One simplest candidate for dark energy is a cosmological constant.
Is cosmological constant some kind of field that permeates all of space, or is it just some kind of energy stored in space?
@Forge Cosmological constant is not a candidate for dark energy, it is the quantity which denotes dark energy.
And yes it is believed that dark energy fills up all of spacetime but the theoretical calculation of vacuum energy density vs Experimental measured value have largest disagreement ever with respect to any disagreement in science. Theoretical calculations predicts a very large order of discrepancy. This is called Vacuum Catastrophe.
Also it's more preferred to look at dark energy as a antigravity force field without any dark energy particle content. But not a single one interpretation is more accurate than other because we don't yet know what dark energy force field is or even if it made of dark energy-particles or not.

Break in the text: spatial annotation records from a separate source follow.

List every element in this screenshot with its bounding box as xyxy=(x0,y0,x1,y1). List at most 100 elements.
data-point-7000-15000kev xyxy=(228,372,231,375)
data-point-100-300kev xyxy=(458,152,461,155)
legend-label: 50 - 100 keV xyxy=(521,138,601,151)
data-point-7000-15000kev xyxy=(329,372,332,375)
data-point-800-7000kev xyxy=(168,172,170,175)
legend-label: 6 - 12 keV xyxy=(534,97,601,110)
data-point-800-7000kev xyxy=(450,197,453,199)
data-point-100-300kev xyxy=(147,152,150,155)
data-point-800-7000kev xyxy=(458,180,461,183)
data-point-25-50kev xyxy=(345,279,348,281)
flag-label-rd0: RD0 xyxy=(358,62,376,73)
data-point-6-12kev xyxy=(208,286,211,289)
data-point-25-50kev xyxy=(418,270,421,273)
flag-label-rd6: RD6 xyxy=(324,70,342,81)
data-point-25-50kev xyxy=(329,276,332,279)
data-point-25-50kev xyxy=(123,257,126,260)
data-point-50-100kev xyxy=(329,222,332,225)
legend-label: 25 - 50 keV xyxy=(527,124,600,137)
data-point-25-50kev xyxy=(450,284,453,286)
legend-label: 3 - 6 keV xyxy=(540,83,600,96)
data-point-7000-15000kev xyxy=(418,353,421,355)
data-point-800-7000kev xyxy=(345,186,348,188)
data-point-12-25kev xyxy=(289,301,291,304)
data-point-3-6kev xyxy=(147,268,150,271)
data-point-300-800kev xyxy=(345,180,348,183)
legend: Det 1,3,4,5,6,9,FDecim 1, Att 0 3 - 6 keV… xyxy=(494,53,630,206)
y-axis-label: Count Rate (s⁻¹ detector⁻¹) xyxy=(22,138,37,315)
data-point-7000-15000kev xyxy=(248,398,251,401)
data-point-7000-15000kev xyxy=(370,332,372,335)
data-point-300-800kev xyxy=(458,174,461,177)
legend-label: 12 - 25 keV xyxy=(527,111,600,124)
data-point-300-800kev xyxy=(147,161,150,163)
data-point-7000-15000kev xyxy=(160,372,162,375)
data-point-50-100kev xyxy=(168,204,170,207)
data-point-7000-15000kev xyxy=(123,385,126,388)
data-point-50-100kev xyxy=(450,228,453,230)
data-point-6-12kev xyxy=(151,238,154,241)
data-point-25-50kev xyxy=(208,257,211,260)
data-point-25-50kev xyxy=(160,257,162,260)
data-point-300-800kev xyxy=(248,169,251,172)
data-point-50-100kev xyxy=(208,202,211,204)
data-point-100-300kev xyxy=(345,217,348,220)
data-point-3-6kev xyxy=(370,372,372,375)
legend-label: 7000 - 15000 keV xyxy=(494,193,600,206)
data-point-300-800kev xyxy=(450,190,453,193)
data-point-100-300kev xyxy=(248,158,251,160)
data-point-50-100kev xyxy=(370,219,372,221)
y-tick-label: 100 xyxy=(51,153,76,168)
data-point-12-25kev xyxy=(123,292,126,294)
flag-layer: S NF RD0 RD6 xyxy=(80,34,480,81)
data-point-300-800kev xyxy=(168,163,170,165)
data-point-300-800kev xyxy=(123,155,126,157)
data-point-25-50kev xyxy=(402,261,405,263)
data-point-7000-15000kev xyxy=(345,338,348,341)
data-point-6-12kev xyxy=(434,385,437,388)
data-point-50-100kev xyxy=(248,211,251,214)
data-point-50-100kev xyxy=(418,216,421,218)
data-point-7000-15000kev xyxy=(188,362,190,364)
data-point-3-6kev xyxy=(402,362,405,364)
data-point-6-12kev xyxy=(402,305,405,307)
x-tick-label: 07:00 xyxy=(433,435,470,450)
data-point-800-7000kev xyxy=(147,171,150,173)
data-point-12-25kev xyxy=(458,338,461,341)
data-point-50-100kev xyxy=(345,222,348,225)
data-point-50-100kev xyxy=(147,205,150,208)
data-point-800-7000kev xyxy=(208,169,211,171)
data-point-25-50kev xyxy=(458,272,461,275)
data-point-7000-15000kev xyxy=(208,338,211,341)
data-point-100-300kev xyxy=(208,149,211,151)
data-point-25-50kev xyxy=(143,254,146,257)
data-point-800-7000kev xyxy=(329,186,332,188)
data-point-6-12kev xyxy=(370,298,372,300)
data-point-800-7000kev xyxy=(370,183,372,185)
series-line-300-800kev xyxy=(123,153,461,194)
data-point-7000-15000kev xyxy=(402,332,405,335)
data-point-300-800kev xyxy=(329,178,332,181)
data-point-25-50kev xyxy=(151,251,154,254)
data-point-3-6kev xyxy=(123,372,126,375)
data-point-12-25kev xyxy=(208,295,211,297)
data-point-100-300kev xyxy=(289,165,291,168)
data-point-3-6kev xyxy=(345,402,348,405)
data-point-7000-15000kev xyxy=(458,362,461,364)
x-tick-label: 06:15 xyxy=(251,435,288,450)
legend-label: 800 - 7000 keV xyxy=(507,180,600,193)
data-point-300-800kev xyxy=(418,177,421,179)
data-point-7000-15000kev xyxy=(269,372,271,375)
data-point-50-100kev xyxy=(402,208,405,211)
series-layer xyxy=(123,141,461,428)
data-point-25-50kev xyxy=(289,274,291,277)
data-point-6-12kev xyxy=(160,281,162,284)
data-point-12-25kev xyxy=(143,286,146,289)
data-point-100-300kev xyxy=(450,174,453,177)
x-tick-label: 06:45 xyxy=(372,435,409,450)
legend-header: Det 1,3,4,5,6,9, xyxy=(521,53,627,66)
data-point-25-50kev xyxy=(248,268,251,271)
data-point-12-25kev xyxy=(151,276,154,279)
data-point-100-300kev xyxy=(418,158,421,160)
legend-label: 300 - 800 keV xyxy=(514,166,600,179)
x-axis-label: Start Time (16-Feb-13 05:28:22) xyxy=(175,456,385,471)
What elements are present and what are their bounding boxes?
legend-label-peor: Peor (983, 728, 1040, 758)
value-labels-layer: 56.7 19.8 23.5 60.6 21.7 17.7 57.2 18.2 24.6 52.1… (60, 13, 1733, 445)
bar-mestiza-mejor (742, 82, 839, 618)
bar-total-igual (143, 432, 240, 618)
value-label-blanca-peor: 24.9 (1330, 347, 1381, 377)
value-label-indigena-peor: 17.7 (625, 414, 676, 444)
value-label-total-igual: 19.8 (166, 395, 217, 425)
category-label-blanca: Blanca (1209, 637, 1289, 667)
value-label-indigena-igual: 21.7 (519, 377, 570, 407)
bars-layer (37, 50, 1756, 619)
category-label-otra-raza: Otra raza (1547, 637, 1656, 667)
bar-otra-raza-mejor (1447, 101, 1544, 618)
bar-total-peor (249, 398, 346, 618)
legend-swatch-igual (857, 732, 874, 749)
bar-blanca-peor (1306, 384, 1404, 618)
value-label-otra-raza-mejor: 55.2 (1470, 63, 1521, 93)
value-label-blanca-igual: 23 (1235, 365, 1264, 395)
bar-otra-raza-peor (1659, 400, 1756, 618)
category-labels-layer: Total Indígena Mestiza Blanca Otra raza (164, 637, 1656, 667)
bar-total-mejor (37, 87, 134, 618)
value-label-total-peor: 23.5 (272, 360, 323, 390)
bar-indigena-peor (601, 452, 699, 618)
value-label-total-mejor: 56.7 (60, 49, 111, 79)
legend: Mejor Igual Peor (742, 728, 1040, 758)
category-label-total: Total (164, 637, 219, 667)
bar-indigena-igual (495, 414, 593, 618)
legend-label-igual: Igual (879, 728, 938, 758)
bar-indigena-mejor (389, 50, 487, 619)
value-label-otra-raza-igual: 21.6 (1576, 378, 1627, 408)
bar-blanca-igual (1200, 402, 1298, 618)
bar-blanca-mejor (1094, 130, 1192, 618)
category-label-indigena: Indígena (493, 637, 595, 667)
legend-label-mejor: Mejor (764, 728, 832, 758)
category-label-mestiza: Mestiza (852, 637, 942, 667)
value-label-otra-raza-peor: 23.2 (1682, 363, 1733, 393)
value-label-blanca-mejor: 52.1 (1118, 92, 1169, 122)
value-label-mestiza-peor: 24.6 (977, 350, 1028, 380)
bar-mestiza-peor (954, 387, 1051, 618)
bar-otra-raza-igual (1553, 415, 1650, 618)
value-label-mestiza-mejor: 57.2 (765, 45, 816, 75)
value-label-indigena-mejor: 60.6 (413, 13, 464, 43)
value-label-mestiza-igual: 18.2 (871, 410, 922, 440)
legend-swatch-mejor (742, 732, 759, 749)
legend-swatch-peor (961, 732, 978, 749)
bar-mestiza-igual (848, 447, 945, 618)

The cosmological constant has the same effect as an intrinsic energy density. Although it was introduced as a constant, and intended to be positive, you can build the theory with a negative cosmological constant, or one that varies in time in some preferred frame (and so is not constant) or one that varies in space and time the right way and as such becomes a scalar density field. All of these variants are mathematically natural, but evidence for it is controversial.
Although I feel that @Aman_Pawar's comment that it is the quantity that denotes dark energy is misleading in being a bit incomplete - the point is that it is not a separate entity, such as some kind of quantum particle, that would, when combined with relativity require inclusion as an adjustment to the cosmological constant, it is literally the way in which the energy density is expressed in Einstein's equations.
I expanded on this because of the part of your question in which you asked - is it some kind of field. And the answer to that is that it would be mathematically natural and make physical sense for it to be interpreted as a measure of some density. The next question is whether this field is observed empirically.